If you’re making the muffins now, fry the muffin rounds over a medium heat. They can cook – and burn – quickly, so turn the first one over after a few seconds to see how it’s doing and gauge your temperature, then cook on each side until golden.

Next prep the ham by cutting it into circles the same size as the egg. You can use the leftover ham for sandwiches, salads, or even in this recipe for a slightly messier looking egg!

Then make the tofu egg. Make sure each surface of your egg rounds is as well covered as possible with the kala namak and nutritional yeast mix, massaging it in if you can. Using the same pan you used for the muffins, fry each side for a couple of minutes until golden.

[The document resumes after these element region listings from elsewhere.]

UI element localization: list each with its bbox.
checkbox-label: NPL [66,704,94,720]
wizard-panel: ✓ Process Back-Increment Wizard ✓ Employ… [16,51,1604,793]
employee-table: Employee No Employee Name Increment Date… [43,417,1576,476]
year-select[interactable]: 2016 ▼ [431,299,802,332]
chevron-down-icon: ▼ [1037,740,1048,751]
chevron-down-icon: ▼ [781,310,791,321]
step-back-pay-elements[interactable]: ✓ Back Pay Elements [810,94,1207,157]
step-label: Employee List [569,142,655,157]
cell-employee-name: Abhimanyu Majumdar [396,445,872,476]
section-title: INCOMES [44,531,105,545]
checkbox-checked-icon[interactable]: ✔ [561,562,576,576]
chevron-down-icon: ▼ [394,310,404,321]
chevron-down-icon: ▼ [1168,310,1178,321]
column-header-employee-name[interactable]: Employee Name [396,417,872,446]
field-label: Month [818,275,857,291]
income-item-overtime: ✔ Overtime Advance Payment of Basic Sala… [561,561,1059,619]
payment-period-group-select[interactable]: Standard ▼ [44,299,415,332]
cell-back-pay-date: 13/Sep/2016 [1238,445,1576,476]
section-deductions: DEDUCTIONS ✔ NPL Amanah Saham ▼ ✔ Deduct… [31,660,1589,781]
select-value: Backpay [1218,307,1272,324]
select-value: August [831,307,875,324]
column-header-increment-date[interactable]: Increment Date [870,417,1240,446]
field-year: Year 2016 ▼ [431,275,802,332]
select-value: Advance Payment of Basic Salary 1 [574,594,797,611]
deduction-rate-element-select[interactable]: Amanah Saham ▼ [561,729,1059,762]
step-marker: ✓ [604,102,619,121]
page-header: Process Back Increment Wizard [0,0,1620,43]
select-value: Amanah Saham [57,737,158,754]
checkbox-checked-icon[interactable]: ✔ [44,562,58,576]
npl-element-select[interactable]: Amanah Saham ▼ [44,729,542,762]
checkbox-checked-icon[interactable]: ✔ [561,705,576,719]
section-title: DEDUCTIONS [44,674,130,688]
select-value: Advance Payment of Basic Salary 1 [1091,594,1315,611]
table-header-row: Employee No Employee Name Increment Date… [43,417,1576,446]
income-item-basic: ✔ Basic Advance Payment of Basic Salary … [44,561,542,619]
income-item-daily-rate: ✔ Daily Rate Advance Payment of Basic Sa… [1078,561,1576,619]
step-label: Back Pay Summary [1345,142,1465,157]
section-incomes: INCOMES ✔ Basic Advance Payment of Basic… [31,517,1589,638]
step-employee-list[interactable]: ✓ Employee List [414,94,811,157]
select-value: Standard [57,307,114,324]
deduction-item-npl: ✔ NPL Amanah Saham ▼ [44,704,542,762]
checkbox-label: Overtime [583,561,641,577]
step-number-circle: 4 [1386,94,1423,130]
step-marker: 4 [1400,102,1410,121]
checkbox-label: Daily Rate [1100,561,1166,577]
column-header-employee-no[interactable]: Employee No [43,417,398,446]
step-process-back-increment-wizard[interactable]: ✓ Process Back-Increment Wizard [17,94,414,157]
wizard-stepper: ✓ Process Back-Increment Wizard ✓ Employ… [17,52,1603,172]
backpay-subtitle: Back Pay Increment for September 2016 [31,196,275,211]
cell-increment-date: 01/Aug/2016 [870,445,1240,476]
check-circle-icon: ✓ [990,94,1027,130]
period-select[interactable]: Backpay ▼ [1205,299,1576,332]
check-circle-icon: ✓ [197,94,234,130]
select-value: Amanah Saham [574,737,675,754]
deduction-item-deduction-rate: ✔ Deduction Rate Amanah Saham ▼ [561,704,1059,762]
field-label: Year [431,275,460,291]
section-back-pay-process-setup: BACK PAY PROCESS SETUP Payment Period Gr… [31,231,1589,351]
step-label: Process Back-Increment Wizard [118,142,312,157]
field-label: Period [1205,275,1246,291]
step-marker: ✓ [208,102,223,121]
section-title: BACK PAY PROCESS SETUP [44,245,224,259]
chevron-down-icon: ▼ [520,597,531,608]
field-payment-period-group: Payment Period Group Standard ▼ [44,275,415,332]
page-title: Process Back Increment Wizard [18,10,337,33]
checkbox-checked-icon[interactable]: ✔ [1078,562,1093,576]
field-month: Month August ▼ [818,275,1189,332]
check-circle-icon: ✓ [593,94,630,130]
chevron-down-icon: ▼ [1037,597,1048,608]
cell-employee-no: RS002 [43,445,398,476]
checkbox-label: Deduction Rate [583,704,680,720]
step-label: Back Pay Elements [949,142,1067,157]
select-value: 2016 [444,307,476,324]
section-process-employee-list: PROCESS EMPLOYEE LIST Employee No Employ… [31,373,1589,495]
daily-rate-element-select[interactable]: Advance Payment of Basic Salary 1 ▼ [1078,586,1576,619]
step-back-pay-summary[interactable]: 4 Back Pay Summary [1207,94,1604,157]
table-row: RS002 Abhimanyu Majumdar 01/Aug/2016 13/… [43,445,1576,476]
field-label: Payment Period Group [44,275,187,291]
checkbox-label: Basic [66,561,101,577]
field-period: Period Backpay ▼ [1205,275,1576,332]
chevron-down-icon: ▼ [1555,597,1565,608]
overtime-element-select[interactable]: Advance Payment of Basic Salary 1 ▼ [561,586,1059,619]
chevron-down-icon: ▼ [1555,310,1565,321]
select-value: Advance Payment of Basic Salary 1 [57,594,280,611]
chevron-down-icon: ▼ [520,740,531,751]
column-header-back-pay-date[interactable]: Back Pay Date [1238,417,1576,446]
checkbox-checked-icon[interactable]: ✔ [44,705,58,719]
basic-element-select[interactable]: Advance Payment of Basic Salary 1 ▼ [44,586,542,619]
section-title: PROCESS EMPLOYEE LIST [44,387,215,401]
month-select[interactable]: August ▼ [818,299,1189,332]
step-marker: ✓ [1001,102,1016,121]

Lightly butter the muffins, add the egg and ham, top with the hollandaise sauce and chives and enjoy!

Vegan Millionaire’s Shortbread

A long walk needs snacks, both as a reward for all the miles you’ve trodden and as encouragement to keep going along the way.

Vegan millionaires shortbread

This millionaire’s shortbread is slightly more time consuming as it has three steps, to the point where I put it in the freezer to set so it would be ready in time for our walk! It’s worth the effort though. This makes about 12 medium size squares.

Ingredients

250g plain flour

75g icing sugar

Sea salt

Vegan butter – I used Naturli – 175g for the shortbread and 175g for the caramel

200g maple or golden syrup or agave nectar

175g brown sugar

100g caster sugar

150ml plant milk

1 tsp vanilla extract

200g dark chocolate

Method

First make the shortbread. After preheating the oven to 170/Gas Mark 4, combine the icing sugar, a pinch of salt and flour in a bowl. Work the vegan butter into the mixture by rubbing it into a breadcrumb like consistency with your fingers until all the lumps are gone. Then press the mixture into a rectangular cake tin, making sure it is tightly packed in to the tin. Prick with a fork all over and bake for 20 minutes until golden. Let it cool.

Then make the caramel. It’s very useful to have a sugar thermometer for this bit. Put the butter, syrup, brown and caster sugar and plant milk in a pan and stir, bringing to the boil until they reach 115 degrees on your thermometer or until is bubbling vigorously. When it gets to that point, add the vanilla and salt and remove from the heat. Stir for ten minutes then pour on the cooled shortbread.

Finally, melt the chocolate – the easiest way is to put it in a heatproof bowl over a pan of boiling water. Pour it over the cooled shortbread and caramel and refrigerate to set (or put in the freezer if you’re in a rush!)